BELGRADE, Yugoslavia -- As insults thundered down from the podium in front of him, Zoran Djindjic sat impassively in the front row of the City Council chamber, waiting for the storm to blow over.
The first non-Communist mayor of Belgrade since 1945 and now in the catbird seat in his campaign to oust President Slobodan Milosevic, Djindjic appeared unfazed last week that his inauguration session was going awry as allies of Milosevic taunted him.
Few were surprised at his calm. Djindjic, 44, is widely seen as the most pragmatic of the three opposition leaders who led demonstrations to recognize opposition election victories. He has traveled through the turmoil of the country's political spectrum from anarchism to liberalism to nationalism and back to liberalism.
In the early 1970s, he was jailed briefly by the Communist Yugoslav government for forming an independent student organization.
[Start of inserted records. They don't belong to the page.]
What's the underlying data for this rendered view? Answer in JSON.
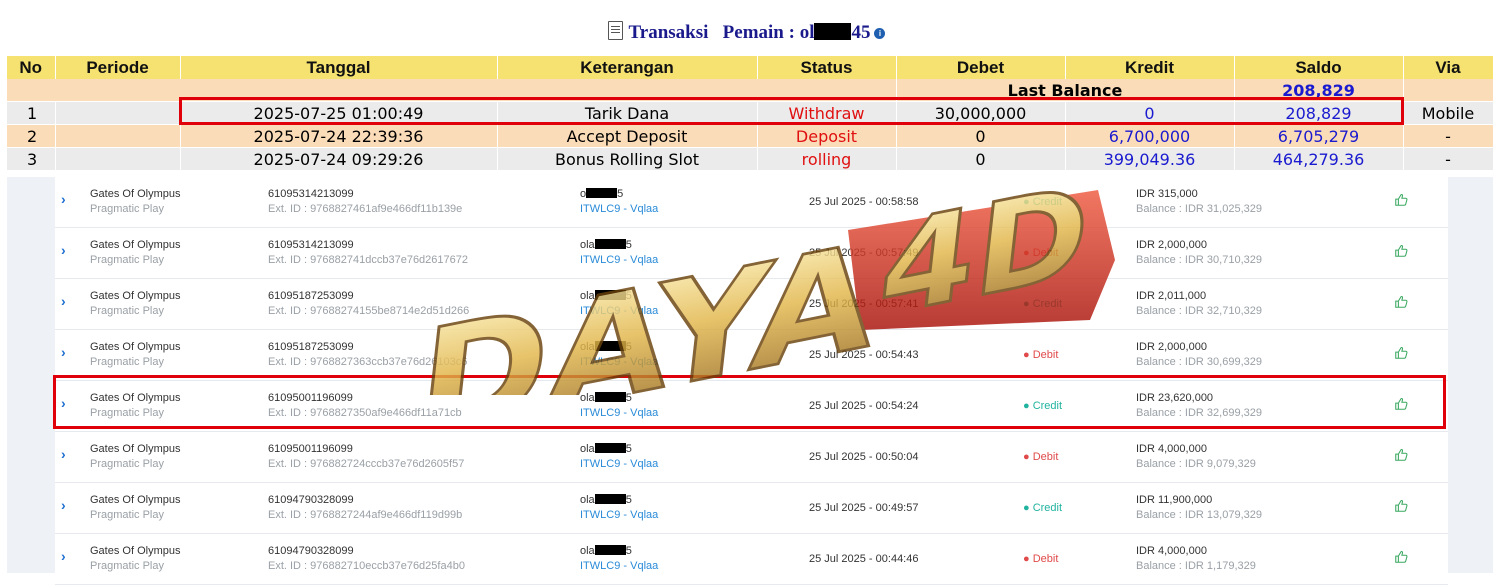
{
  "title": {
    "prefix": "Transaksi   Pemain : ol",
    "suffix": "45",
    "info": "i"
  },
  "table": {
    "headers": [
      "No",
      "Periode",
      "Tanggal",
      "Keterangan",
      "Status",
      "Debet",
      "Kredit",
      "Saldo",
      "Via"
    ],
    "last_balance_label": "Last Balance",
    "last_balance_value": "208,829",
    "rows": [
      {
        "no": "1",
        "periode": "",
        "tanggal": "2025-07-25 01:00:49",
        "keterangan": "Tarik Dana",
        "status": "Withdraw",
        "debet": "30,000,000",
        "kredit": "0",
        "saldo": "208,829",
        "via": "Mobile"
      },
      {
        "no": "2",
        "periode": "",
        "tanggal": "2025-07-24 22:39:36",
        "keterangan": "Accept Deposit",
        "status": "Deposit",
        "debet": "0",
        "kredit": "6,700,000",
        "saldo": "6,705,279",
        "via": "-"
      },
      {
        "no": "3",
        "periode": "",
        "tanggal": "2025-07-24 09:29:26",
        "keterangan": "Bonus Rolling Slot",
        "status": "rolling",
        "debet": "0",
        "kredit": "399,049.36",
        "saldo": "464,279.36",
        "via": "-"
      }
    ]
  },
  "list": [
    {
      "game": "Gates Of Olympus",
      "provider": "Pragmatic Play",
      "tid": "61095314213099",
      "ext": "Ext. ID : 9768827461af9e466df11b139e",
      "user_pre": "o",
      "user_suf": "5",
      "site": "ITWLC9 - Vqlaa",
      "date": "25 Jul 2025 - 00:58:58",
      "type": "Credit",
      "amount": "IDR 315,000",
      "balance": "Balance : IDR 31,025,329"
    },
    {
      "game": "Gates Of Olympus",
      "provider": "Pragmatic Play",
      "tid": "61095314213099",
      "ext": "Ext. ID : 976882741dccb37e76d2617672",
      "user_pre": "ola",
      "user_suf": "5",
      "site": "ITWLC9 - Vqlaa",
      "date": "25 Jul 2025 - 00:57:49",
      "type": "Debit",
      "amount": "IDR 2,000,000",
      "balance": "Balance : IDR 30,710,329"
    },
    {
      "game": "Gates Of Olympus",
      "provider": "Pragmatic Play",
      "tid": "61095187253099",
      "ext": "Ext. ID : 97688274155be8714e2d51d266",
      "user_pre": "ola",
      "user_suf": "5",
      "site": "ITWLC9 - Vqlaa",
      "date": "25 Jul 2025 - 00:57:41",
      "type": "Credit",
      "amount": "IDR 2,011,000",
      "balance": "Balance : IDR 32,710,329"
    },
    {
      "game": "Gates Of Olympus",
      "provider": "Pragmatic Play",
      "tid": "61095187253099",
      "ext": "Ext. ID : 9768827363ccb37e76d26103c6",
      "user_pre": "ola",
      "user_suf": "5",
      "site": "ITWLC9 - Vqlaa",
      "date": "25 Jul 2025 - 00:54:43",
      "type": "Debit",
      "amount": "IDR 2,000,000",
      "balance": "Balance : IDR 30,699,329"
    },
    {
      "game": "Gates Of Olympus",
      "provider": "Pragmatic Play",
      "tid": "61095001196099",
      "ext": "Ext. ID : 9768827350af9e466df11a71cb",
      "user_pre": "ola",
      "user_suf": "5",
      "site": "ITWLC9 - Vqlaa",
      "date": "25 Jul 2025 - 00:54:24",
      "type": "Credit",
      "amount": "IDR 23,620,000",
      "balance": "Balance : IDR 32,699,329"
    },
    {
      "game": "Gates Of Olympus",
      "provider": "Pragmatic Play",
      "tid": "61095001196099",
      "ext": "Ext. ID : 976882724cccb37e76d2605f57",
      "user_pre": "ola",
      "user_suf": "5",
      "site": "ITWLC9 - Vqlaa",
      "date": "25 Jul 2025 - 00:50:04",
      "type": "Debit",
      "amount": "IDR 4,000,000",
      "balance": "Balance : IDR 9,079,329"
    },
    {
      "game": "Gates Of Olympus",
      "provider": "Pragmatic Play",
      "tid": "61094790328099",
      "ext": "Ext. ID : 9768827244af9e466df119d99b",
      "user_pre": "ola",
      "user_suf": "5",
      "site": "ITWLC9 - Vqlaa",
      "date": "25 Jul 2025 - 00:49:57",
      "type": "Credit",
      "amount": "IDR 11,900,000",
      "balance": "Balance : IDR 13,079,329"
    },
    {
      "game": "Gates Of Olympus",
      "provider": "Pragmatic Play",
      "tid": "61094790328099",
      "ext": "Ext. ID : 976882710eccb37e76d25fa4b0",
      "user_pre": "ola",
      "user_suf": "5",
      "site": "ITWLC9 - Vqlaa",
      "date": "25 Jul 2025 - 00:44:46",
      "type": "Debit",
      "amount": "IDR 4,000,000",
      "balance": "Balance : IDR 1,179,329"
    }
  ],
  "watermark": {
    "text": "DAYA4D"
  },
  "colors": {
    "header_bg": "#f5e271",
    "highlight": "#e0000a",
    "credit": "#22b3a0",
    "debit": "#e04a4a",
    "link": "#2a8bd8"
  }
}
Three years ago, in a scene that his foes will not let him forget, he savored roasted ox on a snowy mountaintop above the shelled city of Sarajevo with his ally of the moment, Radovan Karadzic, the Serbian political leader of the Bosnian war.
Last year, he was traveling around Serbian-held Bosnia campaigning for Karadzic, choosing to overlook the fact that Karadzic has been indicted by the United Nations tribunal in The Hague, Netherlands, on charges of war crimes.
Earlier this month, attired in an elegant suit, he was in Paris garnering support for the anti-Milosevic cause among French leaders and espousing the need for a market economy and freedom of the press.
Djindjic makes few apologies for his series of political about-faces.
"If you want honesty, go to church," he says.
Djindjic grew up in the relative sophistication of Belgrade. The son of a Yugoslav army officer, he studied philosophy at Belgrade University and won a scholarship to study at Constance University in West Germany.
Djindjic returned to Yugoslavia in 1979 to teach and to write for the Literary Review, an influential dissident magazine. His articles stood out as the only non-nationalistic contributions.
As communism collapsed in Eastern Europe, he joined in 1990 with 11 other Belgrade intellectuals to write the liberal platform of their new political organization, the Democratic Party. But then in 1991, as nationalism swept Serbia, Djindjic says he decided he either had to ride the tide or be drowned by it.
"I personally couldn't be more remote from Serbian nationalism," he told a session of the Democratic Party leadership. "But it is on the agenda, and it will not go away if we choose to ignore it. We cannot allow our party to disappear because of our personal intellectual preferences."
But when Djindjic sensed that nationalist sentiment was waning near the end of the Balkans war, he turned to the economy as a defining issue. In particular, he hammered at the theme of cronyism and how Milosevic and his top officials had destroyed the country's economy.
For the moment, Djindjic's pragmatism and his capacity to grasp issues quickly appear to be winning him important support.
One of Milosevic's staunchest backers, the director of the country's largest private bank, Bogoljub Karic, recently split with the Serbian leader and has started to show interest in Djindjic as an alternative.
"I think it is very good that Djindjic is going to be mayor," Karic said, suggesting that Djindjic knew how to reform the economy. "If he passes that test, he can be prime minister."